The experimental plot
Garden designer Stefano Marinaz’s Chiswick allotment is both a productive space and a place for him to trial new plants and combinations
Five ago waiting garden designer Stefano Marinaz had something of a near miss. Having been on the
list for an allotment for two and a half years, he overlooked his acceptance letter by a week, leaving him with just a few days to take up the offer. “Thank goodness I wasn’t on holiday,” he says, “or it would have been given to somebody else.” Luckily, everything worked out and the allotment is now a vital part of his life. He’s there at least three mornings a week before work, and at weekends too – although he concedes that this time is more about enjoying the space than working on it.
Stefano started out simply hoping to grow some of his own veg, to reduce his reliance on the supermarket and all the plastics that so often entails. But as time has gone on, the plot has become so much more besides, acting as both a trial garden and a nursery space for his commissions, and as a welcome escape from city life. As such, it is an appealing mix of the productive and the ornamental with planting beds filled with Knautia macedonica, Allium hollandicum ‘Purple Sensation’ and Asclepias tuberosa dotted among the neat raised beds of onions and cavolo nero, the strawberry cage and the trailing squashes (‘Turk’s Turban’ and red onion squash are particular favourites).
The greenhouse at the front of the plot is pivotal. “I grow my tomatoes there but I’ve included shelves so I can trial lots of seeds, too,” says Stefano.
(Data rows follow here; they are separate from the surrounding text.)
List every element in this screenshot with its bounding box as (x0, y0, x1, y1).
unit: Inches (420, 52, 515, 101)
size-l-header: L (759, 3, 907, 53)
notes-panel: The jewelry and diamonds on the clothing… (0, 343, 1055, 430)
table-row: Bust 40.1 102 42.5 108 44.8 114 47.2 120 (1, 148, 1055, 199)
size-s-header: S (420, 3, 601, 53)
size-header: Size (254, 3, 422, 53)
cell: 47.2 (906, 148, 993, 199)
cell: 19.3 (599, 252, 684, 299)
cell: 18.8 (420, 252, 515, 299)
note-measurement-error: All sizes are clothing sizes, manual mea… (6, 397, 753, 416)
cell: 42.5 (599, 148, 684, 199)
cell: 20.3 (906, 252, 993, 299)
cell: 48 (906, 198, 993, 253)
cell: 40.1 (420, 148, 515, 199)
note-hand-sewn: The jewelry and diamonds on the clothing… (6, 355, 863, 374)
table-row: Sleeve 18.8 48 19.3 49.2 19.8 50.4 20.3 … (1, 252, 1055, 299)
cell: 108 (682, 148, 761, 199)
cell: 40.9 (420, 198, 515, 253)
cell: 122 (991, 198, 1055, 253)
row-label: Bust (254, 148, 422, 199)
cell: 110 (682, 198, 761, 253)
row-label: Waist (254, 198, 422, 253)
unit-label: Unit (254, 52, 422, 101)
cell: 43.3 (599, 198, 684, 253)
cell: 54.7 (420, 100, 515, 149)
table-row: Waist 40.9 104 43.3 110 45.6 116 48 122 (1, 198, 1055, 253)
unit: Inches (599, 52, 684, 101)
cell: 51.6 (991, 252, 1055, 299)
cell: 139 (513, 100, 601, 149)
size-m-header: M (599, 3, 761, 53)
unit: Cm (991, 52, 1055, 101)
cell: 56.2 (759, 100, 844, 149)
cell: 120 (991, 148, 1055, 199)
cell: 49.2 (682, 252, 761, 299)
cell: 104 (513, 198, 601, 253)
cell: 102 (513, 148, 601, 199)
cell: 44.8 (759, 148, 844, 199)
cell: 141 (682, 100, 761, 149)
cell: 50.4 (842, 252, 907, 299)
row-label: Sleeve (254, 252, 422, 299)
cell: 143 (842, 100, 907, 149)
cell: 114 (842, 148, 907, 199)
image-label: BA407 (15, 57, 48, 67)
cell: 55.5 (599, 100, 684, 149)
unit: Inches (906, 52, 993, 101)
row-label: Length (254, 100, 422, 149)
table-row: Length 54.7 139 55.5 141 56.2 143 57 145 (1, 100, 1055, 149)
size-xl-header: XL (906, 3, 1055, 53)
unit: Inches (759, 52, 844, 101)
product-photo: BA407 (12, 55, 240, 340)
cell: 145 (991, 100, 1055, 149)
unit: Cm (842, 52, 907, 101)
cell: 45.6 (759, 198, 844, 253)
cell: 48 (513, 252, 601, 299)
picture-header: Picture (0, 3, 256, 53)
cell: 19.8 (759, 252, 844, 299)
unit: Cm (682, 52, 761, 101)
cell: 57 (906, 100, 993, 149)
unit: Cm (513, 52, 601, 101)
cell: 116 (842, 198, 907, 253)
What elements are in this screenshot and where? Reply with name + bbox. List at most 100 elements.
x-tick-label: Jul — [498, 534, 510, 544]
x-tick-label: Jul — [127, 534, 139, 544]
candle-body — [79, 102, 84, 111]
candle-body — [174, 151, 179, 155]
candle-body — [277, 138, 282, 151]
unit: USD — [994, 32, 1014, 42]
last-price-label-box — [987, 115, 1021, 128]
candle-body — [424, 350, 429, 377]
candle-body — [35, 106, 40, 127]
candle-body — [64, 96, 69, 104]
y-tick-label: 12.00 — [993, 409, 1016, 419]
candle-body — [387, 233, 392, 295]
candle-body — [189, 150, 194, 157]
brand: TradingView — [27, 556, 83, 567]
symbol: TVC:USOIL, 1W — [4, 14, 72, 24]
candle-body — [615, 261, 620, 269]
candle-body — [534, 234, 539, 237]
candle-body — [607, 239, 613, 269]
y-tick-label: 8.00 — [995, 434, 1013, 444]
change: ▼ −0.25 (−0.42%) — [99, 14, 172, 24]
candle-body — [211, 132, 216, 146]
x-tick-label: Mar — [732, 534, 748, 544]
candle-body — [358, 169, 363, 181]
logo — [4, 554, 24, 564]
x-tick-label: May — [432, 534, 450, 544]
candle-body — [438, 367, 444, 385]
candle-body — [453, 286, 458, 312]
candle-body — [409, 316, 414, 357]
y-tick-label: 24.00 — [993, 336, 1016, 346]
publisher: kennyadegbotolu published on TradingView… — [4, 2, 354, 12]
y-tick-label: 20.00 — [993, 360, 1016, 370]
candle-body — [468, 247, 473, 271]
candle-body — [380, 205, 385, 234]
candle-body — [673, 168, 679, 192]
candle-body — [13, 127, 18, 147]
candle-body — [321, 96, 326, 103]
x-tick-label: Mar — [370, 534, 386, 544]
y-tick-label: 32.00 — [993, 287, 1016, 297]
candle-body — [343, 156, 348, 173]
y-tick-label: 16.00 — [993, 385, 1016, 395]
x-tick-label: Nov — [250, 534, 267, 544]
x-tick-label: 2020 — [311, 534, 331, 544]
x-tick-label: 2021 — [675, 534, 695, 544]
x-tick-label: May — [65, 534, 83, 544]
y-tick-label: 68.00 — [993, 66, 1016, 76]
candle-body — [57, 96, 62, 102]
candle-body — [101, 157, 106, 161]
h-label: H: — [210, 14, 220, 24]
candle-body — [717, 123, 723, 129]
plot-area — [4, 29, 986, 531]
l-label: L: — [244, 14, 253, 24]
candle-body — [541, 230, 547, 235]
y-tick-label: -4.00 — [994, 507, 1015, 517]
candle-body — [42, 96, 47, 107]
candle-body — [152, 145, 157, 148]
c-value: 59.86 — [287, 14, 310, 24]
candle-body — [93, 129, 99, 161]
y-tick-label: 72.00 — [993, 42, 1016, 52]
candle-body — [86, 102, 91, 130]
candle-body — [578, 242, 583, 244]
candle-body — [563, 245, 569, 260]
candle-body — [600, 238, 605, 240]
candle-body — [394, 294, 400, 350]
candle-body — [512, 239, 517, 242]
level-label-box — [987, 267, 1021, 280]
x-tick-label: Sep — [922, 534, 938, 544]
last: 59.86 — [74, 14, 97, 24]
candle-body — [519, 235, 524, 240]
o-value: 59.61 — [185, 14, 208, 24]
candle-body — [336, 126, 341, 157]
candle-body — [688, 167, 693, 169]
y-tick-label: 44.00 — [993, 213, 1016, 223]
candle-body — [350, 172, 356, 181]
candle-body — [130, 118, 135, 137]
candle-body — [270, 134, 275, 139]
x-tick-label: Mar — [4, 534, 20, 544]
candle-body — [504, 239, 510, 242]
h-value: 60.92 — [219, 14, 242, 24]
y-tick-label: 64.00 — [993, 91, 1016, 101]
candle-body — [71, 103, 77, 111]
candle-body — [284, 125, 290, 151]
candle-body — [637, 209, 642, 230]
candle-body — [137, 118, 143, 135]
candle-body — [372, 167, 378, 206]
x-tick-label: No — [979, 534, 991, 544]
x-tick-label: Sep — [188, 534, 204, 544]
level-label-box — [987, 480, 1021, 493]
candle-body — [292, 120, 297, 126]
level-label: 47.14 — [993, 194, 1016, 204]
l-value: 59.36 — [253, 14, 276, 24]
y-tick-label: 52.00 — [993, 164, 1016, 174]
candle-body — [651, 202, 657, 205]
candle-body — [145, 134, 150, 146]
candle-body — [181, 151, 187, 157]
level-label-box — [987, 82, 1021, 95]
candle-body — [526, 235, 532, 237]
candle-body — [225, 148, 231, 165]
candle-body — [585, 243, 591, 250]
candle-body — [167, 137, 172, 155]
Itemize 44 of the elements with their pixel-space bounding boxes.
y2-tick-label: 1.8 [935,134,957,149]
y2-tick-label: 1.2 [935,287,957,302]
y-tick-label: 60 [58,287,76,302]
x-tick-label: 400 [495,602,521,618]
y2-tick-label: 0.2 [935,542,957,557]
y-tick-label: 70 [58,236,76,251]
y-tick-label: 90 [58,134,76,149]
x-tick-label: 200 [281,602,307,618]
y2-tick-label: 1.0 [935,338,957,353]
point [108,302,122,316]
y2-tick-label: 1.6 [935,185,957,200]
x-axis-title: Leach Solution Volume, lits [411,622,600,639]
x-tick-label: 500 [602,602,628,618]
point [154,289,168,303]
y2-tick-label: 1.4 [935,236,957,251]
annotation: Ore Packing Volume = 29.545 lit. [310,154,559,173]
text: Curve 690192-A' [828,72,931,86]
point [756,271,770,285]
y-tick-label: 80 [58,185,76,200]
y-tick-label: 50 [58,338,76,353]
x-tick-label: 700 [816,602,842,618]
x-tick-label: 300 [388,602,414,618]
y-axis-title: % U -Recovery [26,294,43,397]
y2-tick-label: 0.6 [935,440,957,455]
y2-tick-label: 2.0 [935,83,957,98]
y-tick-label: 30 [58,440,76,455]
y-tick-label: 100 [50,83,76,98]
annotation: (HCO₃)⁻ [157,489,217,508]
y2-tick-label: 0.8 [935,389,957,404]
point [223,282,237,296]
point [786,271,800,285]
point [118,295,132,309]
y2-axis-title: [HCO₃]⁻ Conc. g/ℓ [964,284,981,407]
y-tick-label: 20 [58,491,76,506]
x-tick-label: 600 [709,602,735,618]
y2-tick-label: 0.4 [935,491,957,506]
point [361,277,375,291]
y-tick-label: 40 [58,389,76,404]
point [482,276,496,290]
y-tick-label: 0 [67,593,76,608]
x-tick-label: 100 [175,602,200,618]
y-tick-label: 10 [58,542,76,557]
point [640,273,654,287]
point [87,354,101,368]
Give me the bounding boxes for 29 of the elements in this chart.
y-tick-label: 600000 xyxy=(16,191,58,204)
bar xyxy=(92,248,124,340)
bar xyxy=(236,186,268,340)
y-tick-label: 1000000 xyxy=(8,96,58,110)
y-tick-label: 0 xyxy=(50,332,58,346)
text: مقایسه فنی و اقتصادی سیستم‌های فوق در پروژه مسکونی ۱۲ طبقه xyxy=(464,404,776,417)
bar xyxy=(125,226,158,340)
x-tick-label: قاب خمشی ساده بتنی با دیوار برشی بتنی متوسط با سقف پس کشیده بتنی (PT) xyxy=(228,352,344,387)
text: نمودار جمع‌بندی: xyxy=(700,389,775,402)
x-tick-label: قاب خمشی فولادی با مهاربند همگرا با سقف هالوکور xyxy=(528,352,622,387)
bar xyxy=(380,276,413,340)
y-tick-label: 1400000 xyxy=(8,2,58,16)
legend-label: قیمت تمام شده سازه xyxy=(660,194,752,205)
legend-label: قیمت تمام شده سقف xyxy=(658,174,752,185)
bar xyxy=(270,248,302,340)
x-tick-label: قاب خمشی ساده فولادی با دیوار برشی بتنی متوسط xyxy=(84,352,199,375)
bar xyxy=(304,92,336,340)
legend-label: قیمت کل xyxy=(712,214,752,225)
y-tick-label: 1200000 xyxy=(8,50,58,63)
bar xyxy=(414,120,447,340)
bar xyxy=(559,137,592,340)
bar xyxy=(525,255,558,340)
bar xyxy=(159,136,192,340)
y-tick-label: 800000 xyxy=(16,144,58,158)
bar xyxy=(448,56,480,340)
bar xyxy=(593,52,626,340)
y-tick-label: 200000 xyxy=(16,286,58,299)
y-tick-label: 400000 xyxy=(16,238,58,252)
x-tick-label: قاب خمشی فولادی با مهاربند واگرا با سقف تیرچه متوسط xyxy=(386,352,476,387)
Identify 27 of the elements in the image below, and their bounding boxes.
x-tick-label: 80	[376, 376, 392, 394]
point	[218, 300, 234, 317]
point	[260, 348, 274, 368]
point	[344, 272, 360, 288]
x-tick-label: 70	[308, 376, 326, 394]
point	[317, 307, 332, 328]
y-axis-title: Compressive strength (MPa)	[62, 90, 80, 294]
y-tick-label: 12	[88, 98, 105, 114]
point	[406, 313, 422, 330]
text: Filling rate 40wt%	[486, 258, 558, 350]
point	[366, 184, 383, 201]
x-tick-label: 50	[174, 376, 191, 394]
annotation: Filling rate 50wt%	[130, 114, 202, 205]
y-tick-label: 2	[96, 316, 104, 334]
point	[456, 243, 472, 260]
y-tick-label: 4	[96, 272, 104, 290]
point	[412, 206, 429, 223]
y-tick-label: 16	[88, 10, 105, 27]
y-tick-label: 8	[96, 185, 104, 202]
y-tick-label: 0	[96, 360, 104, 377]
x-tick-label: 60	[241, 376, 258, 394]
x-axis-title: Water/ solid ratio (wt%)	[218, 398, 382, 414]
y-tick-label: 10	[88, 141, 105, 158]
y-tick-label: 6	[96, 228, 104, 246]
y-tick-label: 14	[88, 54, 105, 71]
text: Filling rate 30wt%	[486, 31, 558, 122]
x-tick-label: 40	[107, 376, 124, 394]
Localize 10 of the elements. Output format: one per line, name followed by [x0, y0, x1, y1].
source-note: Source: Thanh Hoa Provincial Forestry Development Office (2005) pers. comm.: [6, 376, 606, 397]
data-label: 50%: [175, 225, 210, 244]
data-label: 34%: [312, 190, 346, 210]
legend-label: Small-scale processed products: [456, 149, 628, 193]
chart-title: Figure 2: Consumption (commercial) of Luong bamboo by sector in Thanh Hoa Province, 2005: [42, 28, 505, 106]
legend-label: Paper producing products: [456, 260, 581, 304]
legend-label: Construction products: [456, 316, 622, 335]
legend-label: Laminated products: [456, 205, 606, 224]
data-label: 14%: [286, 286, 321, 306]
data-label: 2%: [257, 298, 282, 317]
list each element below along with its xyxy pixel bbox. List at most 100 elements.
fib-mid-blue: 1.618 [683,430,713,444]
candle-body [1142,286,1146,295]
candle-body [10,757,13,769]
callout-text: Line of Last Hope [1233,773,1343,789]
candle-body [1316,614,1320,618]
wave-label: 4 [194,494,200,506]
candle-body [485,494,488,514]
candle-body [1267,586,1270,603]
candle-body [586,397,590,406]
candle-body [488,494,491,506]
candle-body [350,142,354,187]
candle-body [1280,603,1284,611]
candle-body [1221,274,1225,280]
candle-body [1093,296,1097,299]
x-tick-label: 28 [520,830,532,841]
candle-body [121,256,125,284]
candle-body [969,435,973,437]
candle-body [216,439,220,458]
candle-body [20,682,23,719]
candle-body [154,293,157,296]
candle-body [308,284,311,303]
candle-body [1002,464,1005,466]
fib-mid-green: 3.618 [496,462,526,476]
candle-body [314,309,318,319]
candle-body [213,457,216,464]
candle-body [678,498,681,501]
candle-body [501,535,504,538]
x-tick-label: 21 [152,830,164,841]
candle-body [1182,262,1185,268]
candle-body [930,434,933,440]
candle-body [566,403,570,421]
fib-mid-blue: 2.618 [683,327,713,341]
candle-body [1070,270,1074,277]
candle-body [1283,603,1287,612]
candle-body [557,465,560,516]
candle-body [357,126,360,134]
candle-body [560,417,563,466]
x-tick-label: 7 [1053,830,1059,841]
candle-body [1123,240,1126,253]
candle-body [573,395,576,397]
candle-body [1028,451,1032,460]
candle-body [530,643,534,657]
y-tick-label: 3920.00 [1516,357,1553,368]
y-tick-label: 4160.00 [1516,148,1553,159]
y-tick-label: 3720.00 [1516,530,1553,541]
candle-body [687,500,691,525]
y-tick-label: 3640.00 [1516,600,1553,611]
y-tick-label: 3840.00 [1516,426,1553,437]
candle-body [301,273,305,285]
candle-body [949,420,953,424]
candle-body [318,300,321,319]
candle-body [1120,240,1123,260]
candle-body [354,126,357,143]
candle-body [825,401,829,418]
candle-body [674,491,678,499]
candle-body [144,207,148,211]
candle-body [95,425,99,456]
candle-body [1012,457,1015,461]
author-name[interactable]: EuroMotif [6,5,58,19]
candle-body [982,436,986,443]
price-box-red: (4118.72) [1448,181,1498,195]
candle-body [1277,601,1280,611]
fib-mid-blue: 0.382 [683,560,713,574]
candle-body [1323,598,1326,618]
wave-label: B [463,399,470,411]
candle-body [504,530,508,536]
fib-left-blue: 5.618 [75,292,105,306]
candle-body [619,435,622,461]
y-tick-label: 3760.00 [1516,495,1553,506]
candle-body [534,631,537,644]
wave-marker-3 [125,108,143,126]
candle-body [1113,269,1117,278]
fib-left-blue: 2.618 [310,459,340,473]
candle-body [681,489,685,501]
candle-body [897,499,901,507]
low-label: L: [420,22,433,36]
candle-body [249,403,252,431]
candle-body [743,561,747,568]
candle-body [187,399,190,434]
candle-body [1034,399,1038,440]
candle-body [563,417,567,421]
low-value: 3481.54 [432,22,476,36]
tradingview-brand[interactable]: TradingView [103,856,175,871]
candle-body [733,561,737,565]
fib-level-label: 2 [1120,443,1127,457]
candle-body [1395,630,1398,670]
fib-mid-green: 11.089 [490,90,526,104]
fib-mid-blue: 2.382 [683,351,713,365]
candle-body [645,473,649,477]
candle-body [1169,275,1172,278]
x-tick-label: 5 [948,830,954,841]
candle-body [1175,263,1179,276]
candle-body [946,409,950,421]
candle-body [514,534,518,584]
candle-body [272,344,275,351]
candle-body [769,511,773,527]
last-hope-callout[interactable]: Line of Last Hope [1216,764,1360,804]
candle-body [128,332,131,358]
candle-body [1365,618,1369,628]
As the grandson of a seedsman, this has always been a keen interest of Stefano’s and he likes to keep an eye out for unusual cultivars. He favours Sarah Raven’s selections among others and also propagates from unusual or interesting plants picked up on
his travels. “By growing your own plants, you can observe them year round and at every stage of their lives,” he says. “You learn so much.”
Some of this is practical. Noting Verbascum bombyciferum’s ability to cope with drought, not to mention its height and beauty, Stefano has included plants grown at the allotment in the dry gravel path of a new project in Essex, which also features several of his Lunaria seedlings. “From my trials, I’ve realised how important self-seeders are,” he says, “so if there’s a bare spot, it’s them that fill it, rather than weeds.”
Other learnings have been aesthetic. He was delighted to note that another self-seeder, Nigella papillosa ‘African Bride’ has a seedpod quite unlike, but just as interesting as, that of the more common N. damascena species. At the other end of the spectrum, the allotment allows him free rein with planting combinations, something he assesses both in the beds and through his daily cuttings, arranged in a vase to inspire future pairings. “Because I see this as a sort of workshop, I don’t feel particularly attached to any of the beds in the way one might in a garden, where you want plants to establish,” he says. “I’m always excited to replant after a couple of years and to try something new.”
So what is he planning for this year? Recent successes, including Oenothera biennis with the silvery seedheads of Stipa ichu, first spotted in the grass garden at the Royal Botanic Gardens, Kew, and a striking mix of Salvia microphylla, Geranium Rozanne (= ‘Gerwat’) and the fluffy seedheads of Anemanthele lessoniana, will be allowed to continue and develop, and Stefano will take cuttings of the salvia to increase the display next year.
Grasses such as Stipa tenuissima and Molinia caerulea subsp. arundinacea ‘Transparent’ are used
throughout the allotment to link different beds and create a sense of cohesion and volume without blocking the view, and Stefano is keen to trial more. “Grasses are the key for sustainable natural planting,” he says. “If you have a good matrix of the right grasses, the perennials will work around them, but without them, you lack the main ingredient of the meadow.” Stipa gigantea has already been planted, and other tall, transparent grasses that move with the wind, such as Pennisetum macrourum and Calamagrostis ‘Karl Foerster’, are on the list.
As with most of the plants on the allotment, part of the attraction is their low maintenance. The plot is large and Stefano has limited time, so plants that can thrive with little or no intervention always catch his attention. “That’s what I love about perennials,” he says. “If you’ve planted them in the right place, you can just leave them to do their thing.”